From 642e450b6b5955f2059d0ae372183f7c6323f951 Mon Sep 17 00:00:00 2001
From: Magnus Karlsson <magnus.karlsson@intel.com>
Date: Wed, 16 Sep 2020 14:00:25 +0200
Subject: [PATCH 1/7] xsk: Do not discard packet when NETDEV_TX_BUSY

In the skb Tx path, transmission of a packet is performed with
dev_direct_xmit(). When NETDEV_TX_BUSY is set in the drivers, it
signifies that it was not possible to send the packet right now,
please try later. Unfortunately, the xsk transmit code discarded the
packet and returned EBUSY to the application. Fix this unnecessary
packet loss, by not discarding the packet in the Tx ring and return
EAGAIN. As EAGAIN is returned to the application, it can then retry
the send operation later and the packet will then likely be sent as
the driver will then likely have space/resources to send the packet.

In summary, EAGAIN tells the application that the packet was not
discarded from the Tx ring and that it needs to call send()
again. EBUSY, on the other hand, signifies that the packet was not
sent and discarded from the Tx ring. The application needs to put
the packet on the Tx ring again if it wants it to be sent.

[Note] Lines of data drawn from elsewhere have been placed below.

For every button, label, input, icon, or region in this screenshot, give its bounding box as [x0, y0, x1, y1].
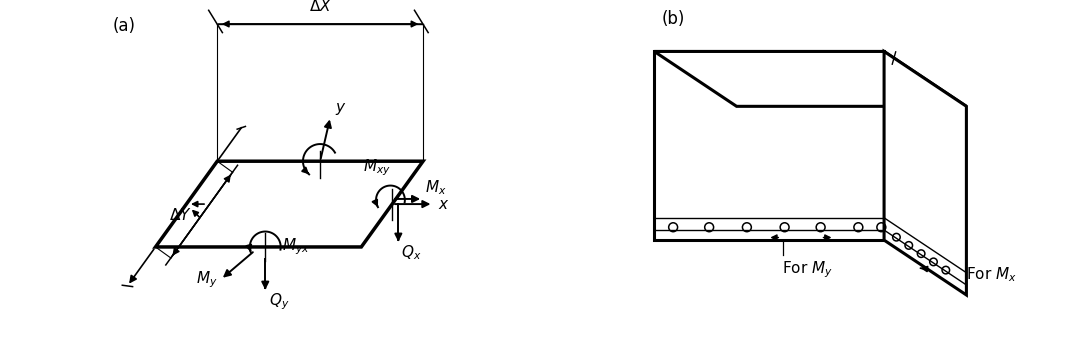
- Polygon shape: [655, 51, 884, 240]
- Text: (a): (a): [113, 17, 135, 35]
- Text: $M_x$: $M_x$: [425, 178, 446, 197]
- Polygon shape: [884, 51, 967, 295]
- Text: y: y: [336, 100, 344, 115]
- Text: $\Delta Y$: $\Delta Y$: [168, 207, 191, 223]
- Text: For $M_x$: For $M_x$: [966, 265, 1016, 284]
- Text: $M_{xy}$: $M_{xy}$: [363, 158, 391, 178]
- Polygon shape: [655, 51, 967, 106]
- Text: $Q_y$: $Q_y$: [268, 292, 289, 312]
- Text: $Q_x$: $Q_x$: [401, 244, 422, 262]
- Text: For $M_y$: For $M_y$: [782, 260, 833, 281]
- Text: $M_{yx}$: $M_{yx}$: [282, 237, 310, 257]
- Text: (b): (b): [661, 10, 685, 28]
- Text: $\Delta X$: $\Delta X$: [309, 0, 332, 14]
- Text: $M_y$: $M_y$: [195, 269, 217, 290]
- Text: x: x: [439, 197, 447, 212]
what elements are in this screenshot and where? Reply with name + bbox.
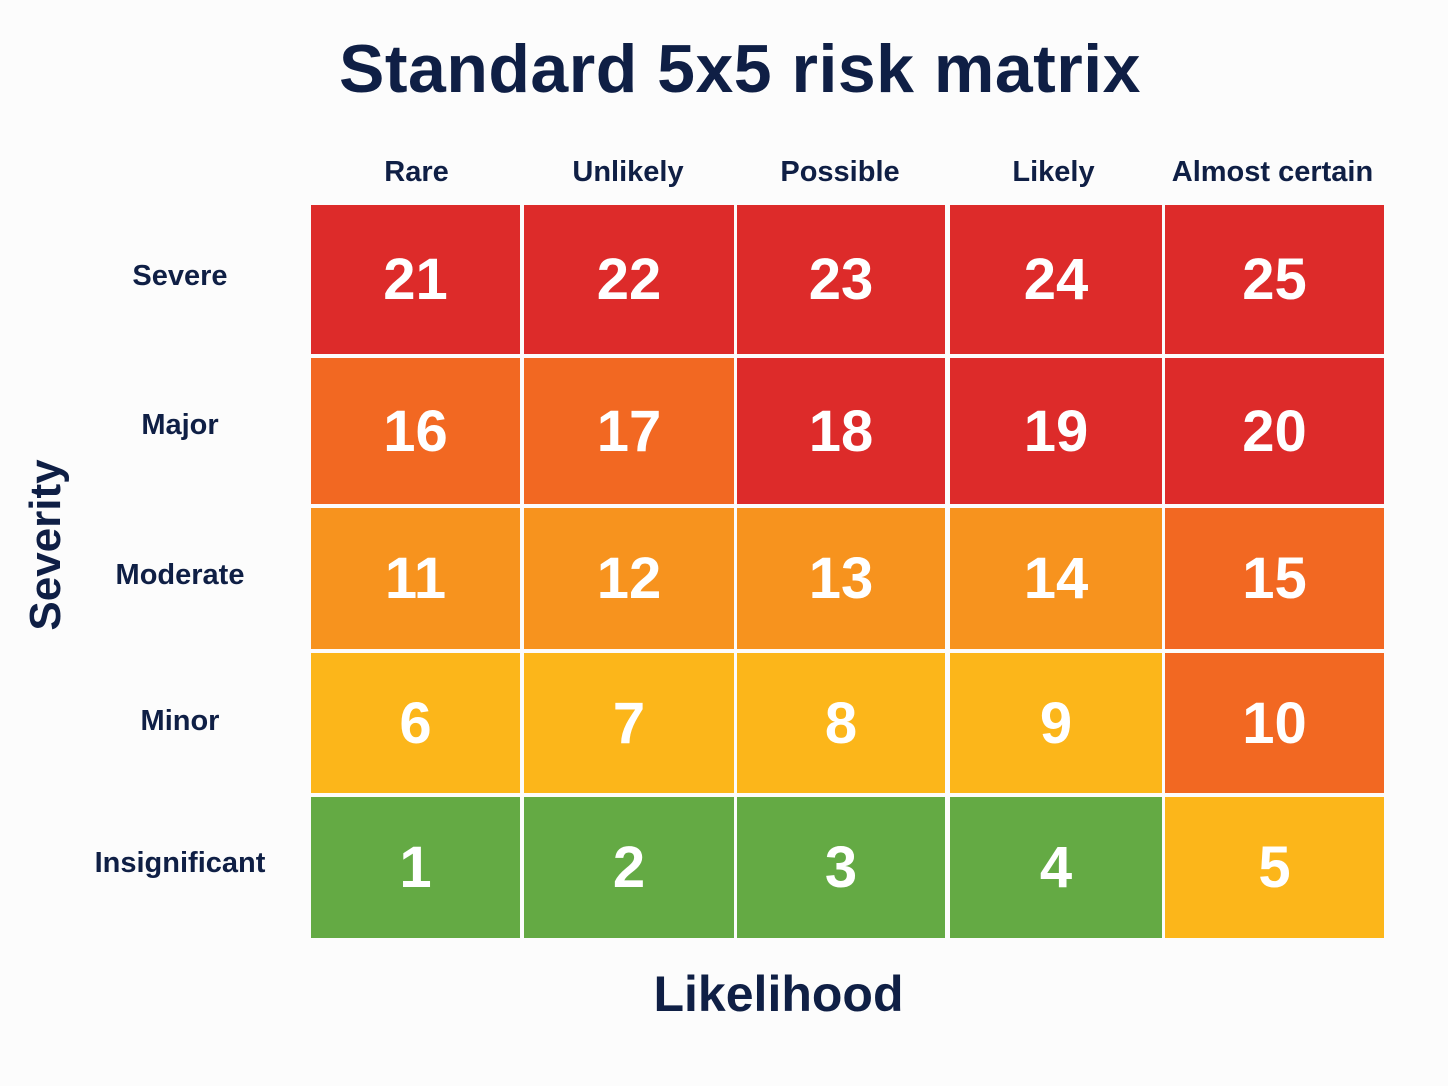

Fixes: 35fcde7f8deb ("xsk: support for Tx")
Reported-by: Arkadiusz Zema <A.Zema@falconvsystems.com>
Suggested-by: Arkadiusz Zema <A.Zema@falconvsystems.com>
Suggested-by: Daniel Borkmann <daniel@iogearbox.net>
Signed-off-by: Magnus Karlsson <magnus.karlsson@intel.com>
Signed-off-by: Daniel Borkmann <daniel@iogearbox.net>
Reviewed-by: Jesse Brandeburg <jesse.brandeburg@intel.com>
Link: https://lore.kernel.org/bpf/1600257625-2353-1-git-send-email-magnus.karlsson@gmail.com
---
 net/xdp/xsk.c | 17 ++++++++++++++++-
 1 file changed, 16 insertions(+), 1 deletion(-)

diff --git a/net/xdp/xsk.c b/net/xdp/xsk.c
index c3231620d210..6c5e09e7440a 100644
--- a/net/xdp/xsk.c
+++ b/net/xdp/xsk.c
@@ -377,15 +377,30 @@ static int xsk_generic_xmit(struct sock *sk)
 		skb_shinfo(skb)->destructor_arg = (void *)(long)desc.addr;
 		skb->destructor = xsk_destruct_skb;
 
+		/* Hinder dev_direct_xmit from freeing the packet and
+		 * therefore completing it in the destructor
+		 */
+		refcount_inc(&skb->users);
 		err = dev_direct_xmit(skb, xs->queue_id);
+		if  (err == NETDEV_TX_BUSY) {
+			/* Tell user-space to retry the send */
+			skb->destructor = sock_wfree;
+			/* Free skb without triggering the perf drop trace */
+			consume_skb(skb);
+			err = -EAGAIN;
+			goto out;
+		}
+
 		xskq_cons_release(xs->tx);
 		/* Ignore NET_XMIT_CN as packet might have been sent */
-		if (err == NET_XMIT_DROP || err == NETDEV_TX_BUSY) {
+		if (err == NET_XMIT_DROP) {
 			/* SKB completed but not sent */
+			kfree_skb(skb);
 			err = -EBUSY;
 			goto out;
 		}
 
+		consume_skb(skb);
 		sent_frame = true;
 	}
 

From ba2fd563b7408b8dd9bbd72fcae8bcb3c14e8ec8 Mon Sep 17 00:00:00 2001
From: Tony Ambardar <tony.ambardar@gmail.com>
Date: Thu, 17 Sep 2020 04:58:33 -0700
Subject: [PATCH 2/7] tools/bpftool: Support passing BPFTOOL_VERSION to make

This change facilitates out-of-tree builds, packaging, and versioning for
test and debug purposes. Defining BPFTOOL_VERSION allows self-contained
builds within the tools tree, since it avoids use of the 'kernelversion'
target in the top-level makefile, which would otherwise pull in several
other includes from outside the tools tree.

Signed-off-by: Tony Ambardar <Tony.Ambardar@gmail.com>
Signed-off-by: Daniel Borkmann <daniel@iogearbox.net>
Acked-by: Quentin Monnet <quentin@isovalent.com>
Acked-by: Song Liu <songliubraving@fb.com>
Link: https://lore.kernel.org/bpf/20200917115833.1235518-1-Tony.Ambardar@gmail.com
---
 tools/bpf/bpftool/Makefile | 2 +-
 1 file changed, 1 insertion(+), 1 deletion(-)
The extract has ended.